Of course it would also be possible to commit the whole dipole moment vectors to every particle and let the prefactor of Dipolar P3M unchanged ($\gamma$). In fact we have to do this if we want to simulate polydisperse systems.

Now we choose the steepest descent integrator to remove possible overlaps of the particles. Therefore we integrate until the energy of the whole system is lower than $5 k_BT$.

For the simulation of our system we choose the velocity Verlet integrator

To calculate the dipole-dipole interaction we use the Dipolar P3M method (see Ref. [1]) which is based on the Ewald summation. By default the boundary conditions of the system are set to conducting which means the dielectric constant is set to infinity for the surrounding medium. As we want to simulate a two dimensional system we additionally use the dipolar layer correction (DLC) (see Ref. [2]). As we add DipolarP3M to our system as an actor, a tuning function is started automatically which tries to find the optimal parameters for Dipolar P3M and prints them to the screen. The last line of the output is the value of the tuned skin.

Now we equilibrate the dipole-dipole interaction for some time

As we are interested in the cluster sizes and the number of clusters we now set up the cluster analysis with the distance criterion that a particle is added to a cluster if the nearest neighbors are closer than $1.3\cdot\sigma_{lj}$.
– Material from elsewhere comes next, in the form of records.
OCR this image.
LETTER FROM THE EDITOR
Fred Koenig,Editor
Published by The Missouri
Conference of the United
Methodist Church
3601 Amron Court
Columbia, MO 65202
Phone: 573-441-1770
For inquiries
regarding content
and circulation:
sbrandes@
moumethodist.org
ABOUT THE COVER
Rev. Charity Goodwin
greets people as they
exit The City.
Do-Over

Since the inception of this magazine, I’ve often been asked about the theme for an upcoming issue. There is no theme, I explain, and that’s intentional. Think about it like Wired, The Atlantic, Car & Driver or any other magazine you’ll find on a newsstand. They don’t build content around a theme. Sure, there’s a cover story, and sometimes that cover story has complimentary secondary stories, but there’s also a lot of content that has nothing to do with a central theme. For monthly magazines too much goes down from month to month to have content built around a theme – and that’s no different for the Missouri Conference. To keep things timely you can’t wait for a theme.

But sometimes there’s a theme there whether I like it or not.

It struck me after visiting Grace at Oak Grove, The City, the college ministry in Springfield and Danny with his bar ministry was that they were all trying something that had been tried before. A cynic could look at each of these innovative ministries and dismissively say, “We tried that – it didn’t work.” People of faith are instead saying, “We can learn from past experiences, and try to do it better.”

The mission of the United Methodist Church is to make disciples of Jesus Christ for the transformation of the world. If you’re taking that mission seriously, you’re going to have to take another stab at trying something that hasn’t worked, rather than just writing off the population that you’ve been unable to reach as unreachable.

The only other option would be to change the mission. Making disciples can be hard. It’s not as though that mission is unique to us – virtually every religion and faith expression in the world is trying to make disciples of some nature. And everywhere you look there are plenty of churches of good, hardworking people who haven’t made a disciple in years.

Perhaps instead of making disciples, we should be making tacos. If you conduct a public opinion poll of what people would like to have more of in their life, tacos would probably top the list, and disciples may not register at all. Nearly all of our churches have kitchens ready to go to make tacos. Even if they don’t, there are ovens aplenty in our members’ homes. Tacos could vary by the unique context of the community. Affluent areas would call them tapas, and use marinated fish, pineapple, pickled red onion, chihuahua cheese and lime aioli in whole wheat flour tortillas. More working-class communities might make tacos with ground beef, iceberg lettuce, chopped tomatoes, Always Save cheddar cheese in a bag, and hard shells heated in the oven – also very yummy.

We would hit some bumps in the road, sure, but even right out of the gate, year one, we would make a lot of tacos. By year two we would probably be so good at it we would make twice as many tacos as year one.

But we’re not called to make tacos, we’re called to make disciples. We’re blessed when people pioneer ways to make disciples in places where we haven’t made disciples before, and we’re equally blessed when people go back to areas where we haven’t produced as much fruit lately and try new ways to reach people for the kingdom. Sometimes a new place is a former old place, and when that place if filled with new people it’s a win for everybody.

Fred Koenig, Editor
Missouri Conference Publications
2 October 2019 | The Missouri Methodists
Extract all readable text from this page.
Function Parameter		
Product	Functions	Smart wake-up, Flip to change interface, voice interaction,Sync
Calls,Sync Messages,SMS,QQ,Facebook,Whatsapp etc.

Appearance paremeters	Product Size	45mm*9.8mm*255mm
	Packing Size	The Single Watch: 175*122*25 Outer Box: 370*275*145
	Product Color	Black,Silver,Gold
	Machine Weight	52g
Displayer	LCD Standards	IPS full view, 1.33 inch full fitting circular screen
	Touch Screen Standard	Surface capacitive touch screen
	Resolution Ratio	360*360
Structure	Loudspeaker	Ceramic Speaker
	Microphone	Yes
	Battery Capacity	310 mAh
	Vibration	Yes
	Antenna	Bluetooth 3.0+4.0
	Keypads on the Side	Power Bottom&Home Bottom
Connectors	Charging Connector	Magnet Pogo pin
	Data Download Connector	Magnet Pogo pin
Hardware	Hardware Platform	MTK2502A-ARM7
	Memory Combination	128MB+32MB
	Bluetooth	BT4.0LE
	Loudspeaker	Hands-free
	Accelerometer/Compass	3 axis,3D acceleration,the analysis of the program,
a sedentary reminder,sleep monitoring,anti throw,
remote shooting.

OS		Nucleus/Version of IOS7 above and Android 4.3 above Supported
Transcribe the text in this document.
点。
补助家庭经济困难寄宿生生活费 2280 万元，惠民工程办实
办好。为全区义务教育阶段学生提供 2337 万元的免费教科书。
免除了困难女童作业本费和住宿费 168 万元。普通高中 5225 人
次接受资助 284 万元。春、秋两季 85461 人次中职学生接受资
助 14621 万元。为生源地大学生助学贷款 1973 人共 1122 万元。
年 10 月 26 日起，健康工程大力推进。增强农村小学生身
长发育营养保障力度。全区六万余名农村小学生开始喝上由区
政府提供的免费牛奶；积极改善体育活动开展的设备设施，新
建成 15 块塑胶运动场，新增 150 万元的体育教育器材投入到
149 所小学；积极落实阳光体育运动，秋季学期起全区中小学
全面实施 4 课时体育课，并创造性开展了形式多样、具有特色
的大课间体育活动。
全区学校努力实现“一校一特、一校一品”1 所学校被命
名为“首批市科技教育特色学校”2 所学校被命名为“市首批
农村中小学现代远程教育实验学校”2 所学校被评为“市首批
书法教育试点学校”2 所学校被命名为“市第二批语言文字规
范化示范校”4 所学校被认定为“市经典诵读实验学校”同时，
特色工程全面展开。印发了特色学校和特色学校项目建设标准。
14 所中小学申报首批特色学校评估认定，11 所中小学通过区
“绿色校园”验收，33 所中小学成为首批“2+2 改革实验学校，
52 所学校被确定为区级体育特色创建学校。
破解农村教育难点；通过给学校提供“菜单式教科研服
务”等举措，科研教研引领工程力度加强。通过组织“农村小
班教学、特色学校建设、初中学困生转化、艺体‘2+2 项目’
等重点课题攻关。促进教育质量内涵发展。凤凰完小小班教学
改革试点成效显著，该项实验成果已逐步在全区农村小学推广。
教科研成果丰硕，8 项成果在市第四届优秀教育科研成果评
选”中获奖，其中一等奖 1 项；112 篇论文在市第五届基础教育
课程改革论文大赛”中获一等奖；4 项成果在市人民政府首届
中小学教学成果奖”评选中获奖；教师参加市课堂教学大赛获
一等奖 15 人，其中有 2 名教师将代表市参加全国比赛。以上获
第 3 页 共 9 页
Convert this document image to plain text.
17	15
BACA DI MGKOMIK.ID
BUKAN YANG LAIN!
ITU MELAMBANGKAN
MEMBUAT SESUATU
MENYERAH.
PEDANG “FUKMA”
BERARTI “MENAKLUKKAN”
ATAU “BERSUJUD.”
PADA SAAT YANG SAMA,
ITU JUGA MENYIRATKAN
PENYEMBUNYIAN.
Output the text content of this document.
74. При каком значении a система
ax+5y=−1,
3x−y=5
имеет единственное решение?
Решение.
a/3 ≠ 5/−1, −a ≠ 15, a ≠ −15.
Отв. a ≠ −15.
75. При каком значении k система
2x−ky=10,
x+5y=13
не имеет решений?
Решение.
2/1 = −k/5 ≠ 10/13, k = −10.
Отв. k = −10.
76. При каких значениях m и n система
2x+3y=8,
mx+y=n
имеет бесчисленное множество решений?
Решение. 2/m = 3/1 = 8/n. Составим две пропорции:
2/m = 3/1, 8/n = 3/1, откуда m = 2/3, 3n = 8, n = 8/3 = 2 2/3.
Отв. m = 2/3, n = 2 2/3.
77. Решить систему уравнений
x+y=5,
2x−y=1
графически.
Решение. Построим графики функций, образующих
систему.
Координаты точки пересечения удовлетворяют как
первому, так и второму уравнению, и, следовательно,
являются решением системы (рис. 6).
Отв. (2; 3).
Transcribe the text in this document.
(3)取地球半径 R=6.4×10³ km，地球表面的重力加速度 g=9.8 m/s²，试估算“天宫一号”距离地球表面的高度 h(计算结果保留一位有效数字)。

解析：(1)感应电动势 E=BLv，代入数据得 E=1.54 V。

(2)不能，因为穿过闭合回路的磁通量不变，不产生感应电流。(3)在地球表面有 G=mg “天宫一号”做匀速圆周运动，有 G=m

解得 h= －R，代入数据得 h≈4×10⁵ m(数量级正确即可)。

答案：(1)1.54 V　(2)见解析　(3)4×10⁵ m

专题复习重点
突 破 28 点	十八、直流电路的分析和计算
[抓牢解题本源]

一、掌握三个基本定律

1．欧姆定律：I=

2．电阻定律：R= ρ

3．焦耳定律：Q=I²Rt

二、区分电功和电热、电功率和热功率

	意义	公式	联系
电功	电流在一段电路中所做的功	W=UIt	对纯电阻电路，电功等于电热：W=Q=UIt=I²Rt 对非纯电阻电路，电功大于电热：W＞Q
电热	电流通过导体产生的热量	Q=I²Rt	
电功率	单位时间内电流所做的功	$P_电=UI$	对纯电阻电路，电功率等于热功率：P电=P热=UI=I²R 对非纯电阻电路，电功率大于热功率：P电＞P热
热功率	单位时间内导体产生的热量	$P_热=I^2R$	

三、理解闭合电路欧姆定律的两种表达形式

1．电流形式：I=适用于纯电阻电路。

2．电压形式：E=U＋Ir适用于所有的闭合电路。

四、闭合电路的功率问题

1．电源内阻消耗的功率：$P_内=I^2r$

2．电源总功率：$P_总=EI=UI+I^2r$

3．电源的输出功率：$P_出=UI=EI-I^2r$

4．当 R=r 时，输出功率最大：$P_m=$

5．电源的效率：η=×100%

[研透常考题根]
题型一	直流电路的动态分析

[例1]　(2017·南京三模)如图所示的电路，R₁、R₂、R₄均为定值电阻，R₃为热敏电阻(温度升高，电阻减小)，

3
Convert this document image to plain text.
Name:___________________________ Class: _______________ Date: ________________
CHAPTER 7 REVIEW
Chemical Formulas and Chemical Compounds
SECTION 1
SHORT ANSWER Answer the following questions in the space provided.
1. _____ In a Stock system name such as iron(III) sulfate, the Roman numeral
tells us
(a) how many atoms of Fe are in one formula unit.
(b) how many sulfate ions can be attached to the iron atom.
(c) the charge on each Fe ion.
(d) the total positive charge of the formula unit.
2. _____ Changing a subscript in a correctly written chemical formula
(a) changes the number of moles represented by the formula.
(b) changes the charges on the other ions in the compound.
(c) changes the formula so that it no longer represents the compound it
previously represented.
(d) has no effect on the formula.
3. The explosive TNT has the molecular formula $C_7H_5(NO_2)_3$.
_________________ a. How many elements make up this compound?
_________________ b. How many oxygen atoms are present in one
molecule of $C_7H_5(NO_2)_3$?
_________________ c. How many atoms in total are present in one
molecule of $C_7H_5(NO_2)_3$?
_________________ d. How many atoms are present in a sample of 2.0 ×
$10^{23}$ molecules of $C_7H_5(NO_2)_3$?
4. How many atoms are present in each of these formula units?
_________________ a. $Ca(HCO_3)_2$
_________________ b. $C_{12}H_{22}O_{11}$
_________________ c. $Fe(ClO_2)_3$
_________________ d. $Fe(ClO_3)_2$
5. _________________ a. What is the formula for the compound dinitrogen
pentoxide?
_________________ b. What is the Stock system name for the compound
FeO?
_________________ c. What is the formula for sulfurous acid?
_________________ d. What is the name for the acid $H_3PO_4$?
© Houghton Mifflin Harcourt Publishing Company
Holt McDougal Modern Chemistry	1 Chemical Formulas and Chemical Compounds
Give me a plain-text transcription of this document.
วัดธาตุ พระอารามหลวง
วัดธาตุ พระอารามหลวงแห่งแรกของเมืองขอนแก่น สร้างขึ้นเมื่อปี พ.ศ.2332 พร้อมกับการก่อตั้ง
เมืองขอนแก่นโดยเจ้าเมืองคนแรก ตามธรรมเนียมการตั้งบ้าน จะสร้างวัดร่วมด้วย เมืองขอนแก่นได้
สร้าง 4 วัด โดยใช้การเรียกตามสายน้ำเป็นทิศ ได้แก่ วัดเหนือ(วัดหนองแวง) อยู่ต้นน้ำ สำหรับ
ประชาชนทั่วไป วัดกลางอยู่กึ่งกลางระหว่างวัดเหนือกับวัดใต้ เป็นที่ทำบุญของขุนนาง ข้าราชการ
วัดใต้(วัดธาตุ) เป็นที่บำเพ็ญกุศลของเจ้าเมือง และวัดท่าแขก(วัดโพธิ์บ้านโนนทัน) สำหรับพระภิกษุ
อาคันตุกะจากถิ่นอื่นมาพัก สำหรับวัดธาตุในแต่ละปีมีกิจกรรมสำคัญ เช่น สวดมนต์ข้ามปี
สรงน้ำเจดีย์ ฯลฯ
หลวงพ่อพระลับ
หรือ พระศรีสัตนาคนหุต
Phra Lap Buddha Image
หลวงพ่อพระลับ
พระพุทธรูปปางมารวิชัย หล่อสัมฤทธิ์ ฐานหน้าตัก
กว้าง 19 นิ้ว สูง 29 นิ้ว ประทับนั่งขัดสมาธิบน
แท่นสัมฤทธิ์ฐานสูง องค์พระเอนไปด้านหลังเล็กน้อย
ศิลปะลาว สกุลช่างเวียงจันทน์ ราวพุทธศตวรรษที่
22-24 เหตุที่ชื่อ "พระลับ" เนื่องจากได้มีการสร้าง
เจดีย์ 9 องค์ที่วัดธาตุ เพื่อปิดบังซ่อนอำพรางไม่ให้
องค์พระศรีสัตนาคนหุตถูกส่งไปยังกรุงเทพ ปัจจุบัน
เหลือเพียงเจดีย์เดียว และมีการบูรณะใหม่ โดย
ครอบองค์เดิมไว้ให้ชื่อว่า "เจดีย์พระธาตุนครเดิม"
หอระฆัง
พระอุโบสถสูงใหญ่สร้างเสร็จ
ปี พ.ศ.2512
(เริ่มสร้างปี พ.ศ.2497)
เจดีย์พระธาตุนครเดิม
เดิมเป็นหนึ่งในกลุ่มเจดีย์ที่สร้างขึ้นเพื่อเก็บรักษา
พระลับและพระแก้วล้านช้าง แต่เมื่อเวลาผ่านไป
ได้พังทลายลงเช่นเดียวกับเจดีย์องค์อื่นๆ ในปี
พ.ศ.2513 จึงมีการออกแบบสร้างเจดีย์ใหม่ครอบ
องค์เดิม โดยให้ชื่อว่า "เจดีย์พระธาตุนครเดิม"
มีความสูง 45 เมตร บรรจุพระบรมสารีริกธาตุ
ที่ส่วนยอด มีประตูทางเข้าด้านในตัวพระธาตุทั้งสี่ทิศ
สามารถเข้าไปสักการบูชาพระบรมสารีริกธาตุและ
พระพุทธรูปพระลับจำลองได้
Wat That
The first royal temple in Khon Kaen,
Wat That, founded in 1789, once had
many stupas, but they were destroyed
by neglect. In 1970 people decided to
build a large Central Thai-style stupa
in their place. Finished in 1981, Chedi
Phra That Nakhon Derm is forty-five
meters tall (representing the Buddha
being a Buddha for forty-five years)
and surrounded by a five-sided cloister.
Now we sample our system for some time and do a cluster analysis in order to get an estimator of the cluster observables.

For the cluster analysis we create two empty lists. The first for the number of clusters and the second for their sizes.

We sample over 100 loops

As the system is two dimensional, we can simply do a scatter plot to get a visual representation of a system state. To get a better insight of how a ferrofluid system develops during time we will create a video of the development of our system during the sampling. If you only want to sample the system simply go to Sampling without animation

Sampling with animation

To get an animation of the system development we have to create a function which will save the video and embed it in an html string.

Now we use the animation class of matplotlib to save snapshots of the system as frames of a video which is then displayed after the sampling is finished. Between two frames are 100 integration steps.

In the video chain-like and ring-like clusters should be visible which are possibly connected via Y- and X-links to each other. Some monomers should be also present.